Costituzione del resistente o l’appellato
Siffatto principio rispetta l’esigenza di ridurre al massimo le ipotesi d’inammissibilità in funzione dell’effettività della tutela giurisdizionale solo in presenza di costituzione del resistente o l’appellato, posto che, in tale situazione, la difformità tra i due esemplari di ricorso è suscettibile di essere contestata dalla parte costituita e, comunque, agevolmente rilevata dal giudice, attraverso il diretto raffronto del ricorso depositato con quello notificato, trattandosi di atti, entrambi, acquisiti in  giudizio.
 
Contumacia del resistente o dell’appellato. Contrasto giurisprudenziale?

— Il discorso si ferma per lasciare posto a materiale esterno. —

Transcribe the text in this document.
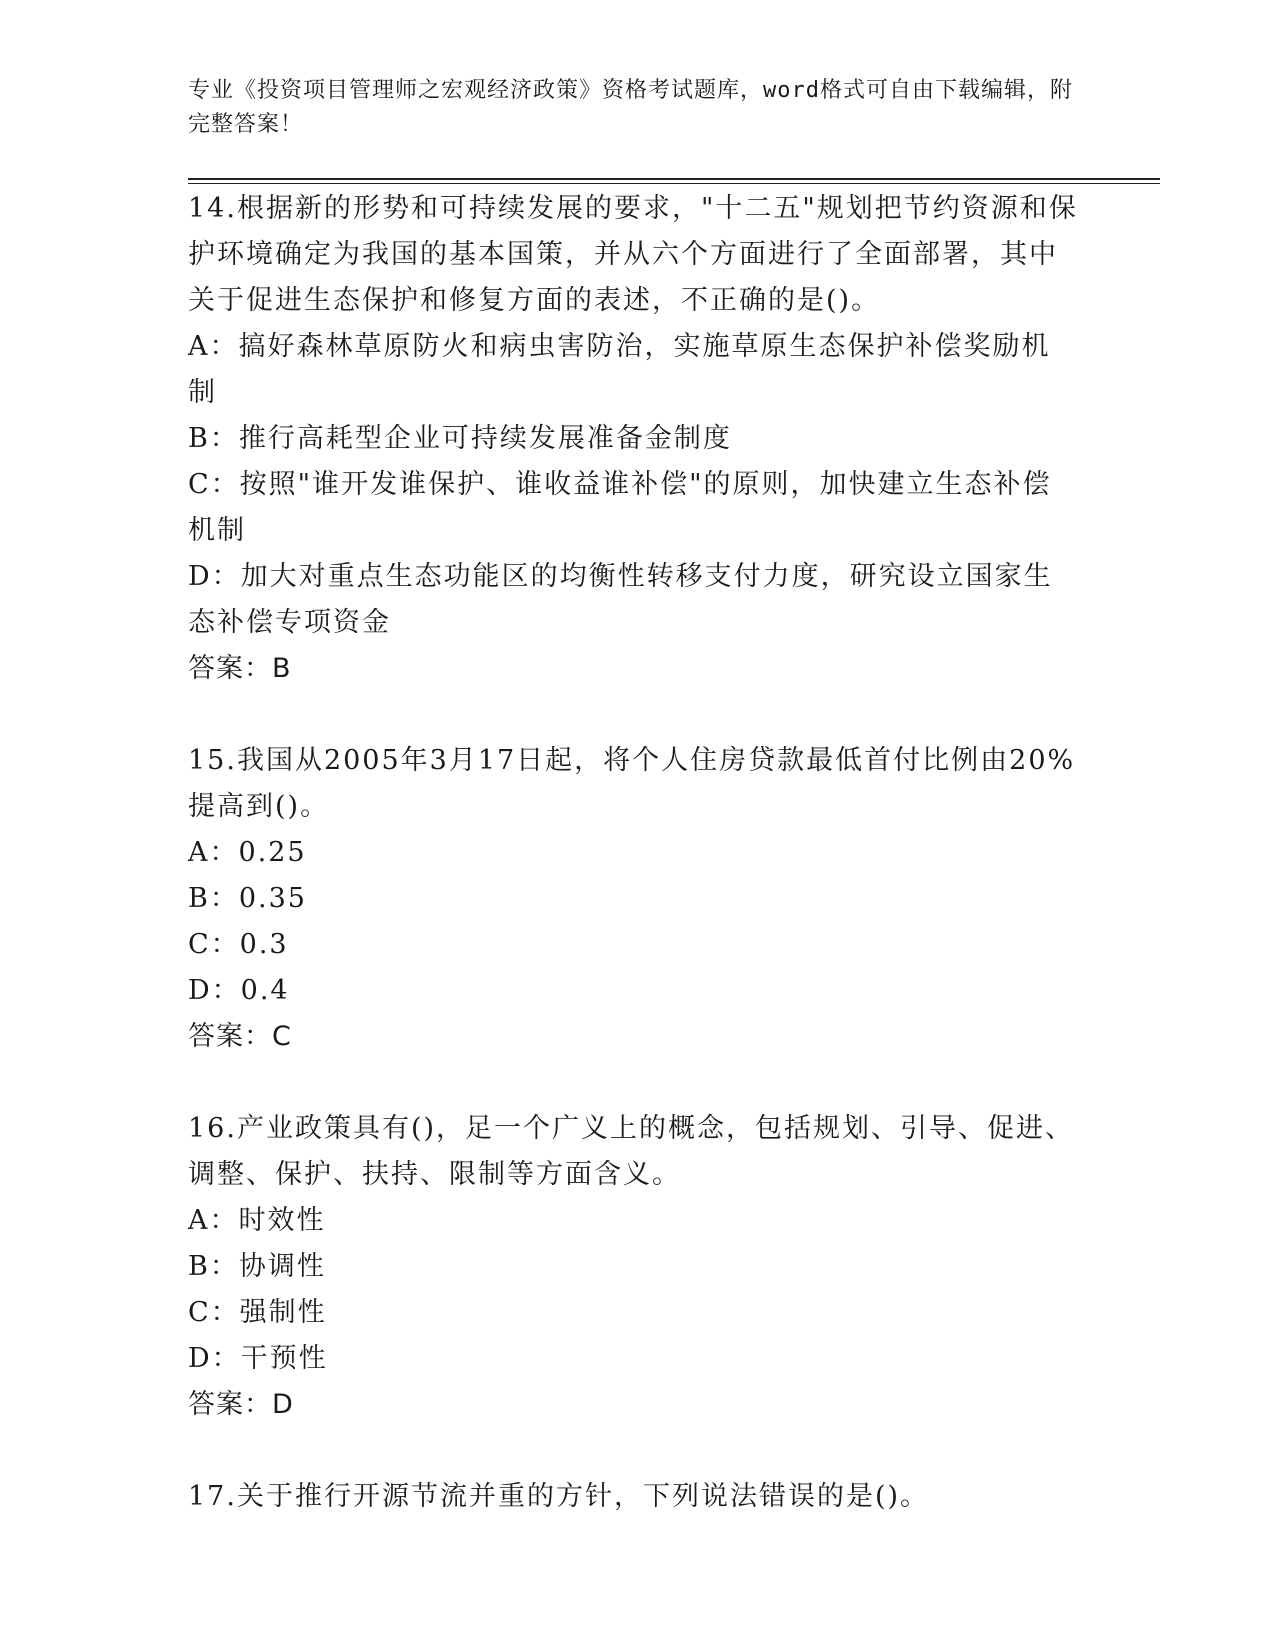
专业《投资项目管理师之宏观经济政策》资格考试题库，word格式可自由下载编辑，附完整答案！

14.根据新的形势和可持续发展的要求，"十二五"规划把节约资源和保护环境确定为我国的基本国策，并从六个方面进行了全面部署，其中关于促进生态保护和修复方面的表述，不正确的是()。

A：搞好森林草原防火和病虫害防治，实施草原生态保护补偿奖励机制

B：推行高耗型企业可持续发展准备金制度

C：按照"谁开发谁保护、谁收益谁补偿"的原则，加快建立生态补偿机制

D：加大对重点生态功能区的均衡性转移支付力度，研究设立国家生态补偿专项资金

答案：B

15.我国从2005年3月17日起，将个人住房贷款最低首付比例由20%提高到()。

A：0.25

B：0.35

C：0.3

D：0.4

答案：C

16.产业政策具有()，足一个广义上的概念，包括规划、引导、促进、调整、保护、扶持、限制等方面含义。

A：时效性

B：协调性

C：强制性

D：干预性

答案：D

17.关于推行开源节流并重的方针，下列说法错误的是()。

Secondo un preciso orientamento del giudice di legittimità il principio diviene, invece, assolutamente inappagante in ipotesi di contumacia del resistente o dell’appellato, giacché, in tale situazione, viene a mancare in radice, per la parte, ogni possibilità di riscontrare e denunciare la difformità e risulta, peraltro, impedita, al giudice, ogni effettiva possibilità di verifica ufficiosa della prescritta conformità, attraverso la diretta comparazione dell’esemplare depositato a quello notificato, dato che la contumacia del resistente o dell’appellato preclude l’acquisizione, del secondo esemplare, agli atti del giudizio. Atteso, inoltre, che, altrimenti, la prescritta formalità risulterebbe priva di qualsiasi reale funzione, deve, quindi, ineludibilmente ritenersi che, in ipotesi di contumacia del resistente (o dell’appellato), la mancata attestazione della conformità del ricorso depositato in commissione a quello notificato a mezzo posta alla controparte costituisce di per sé, ai sensi del D.Lgs. n. 546 del 1992, art. 22, comma 3, causa d’inammissibilità del ricorso.».La mancata attestazione della conformità del ricorso fatto pervenire alla Commissione a quello spedito a mezzo posta alla parte evocata in giudizio, a fronte della sua mancata costituzione, impone la declaratoria d’inammissibilità del ricorso. Se il ricorso o l’appello sono consegnati alla controparte direttamente o tramite ufficio postale, la mancanza dell’attestazione della conformità tra il documento incorporante l’atto di impugnazione depositato nella segreteria della commissione tributaria e il documento incorporante l’atto di impugnazione trasmesso alla controparte è causa di inammissibilità tutte le volte che quest’ultima non si sia costituita (Cass. civ. Sez. V, 22-01-2010, n. 1174).
 
In tema di contenzioso tributario, l’art. 22, c. 3, del d.lgs. 31 dicembre 1992, n. 546 (richiamato, per il giudizio di appello, dall’art. 53), che disciplina il deposito in segreteria della commissione tributaria adita della copia del ricorso mediante consegna o spedizione a mezzo dei servizio postale, va interpretato nel senso che costituisce causa di inammissibilità non la mancata attestazione, da parte dell’appellante o ricorrente , della conformità tra il documento depositato ed il documento notificato, ma solo la loro effettiva difformità, accertata d’ufficio dal giudice in caso di detta mancanza. Qualora l’appellato o resistente sia rimasto contumace, venendo a mancare in radice la possibilità di riscontrare e denunciare la difformità, si impone la declaratoria dell…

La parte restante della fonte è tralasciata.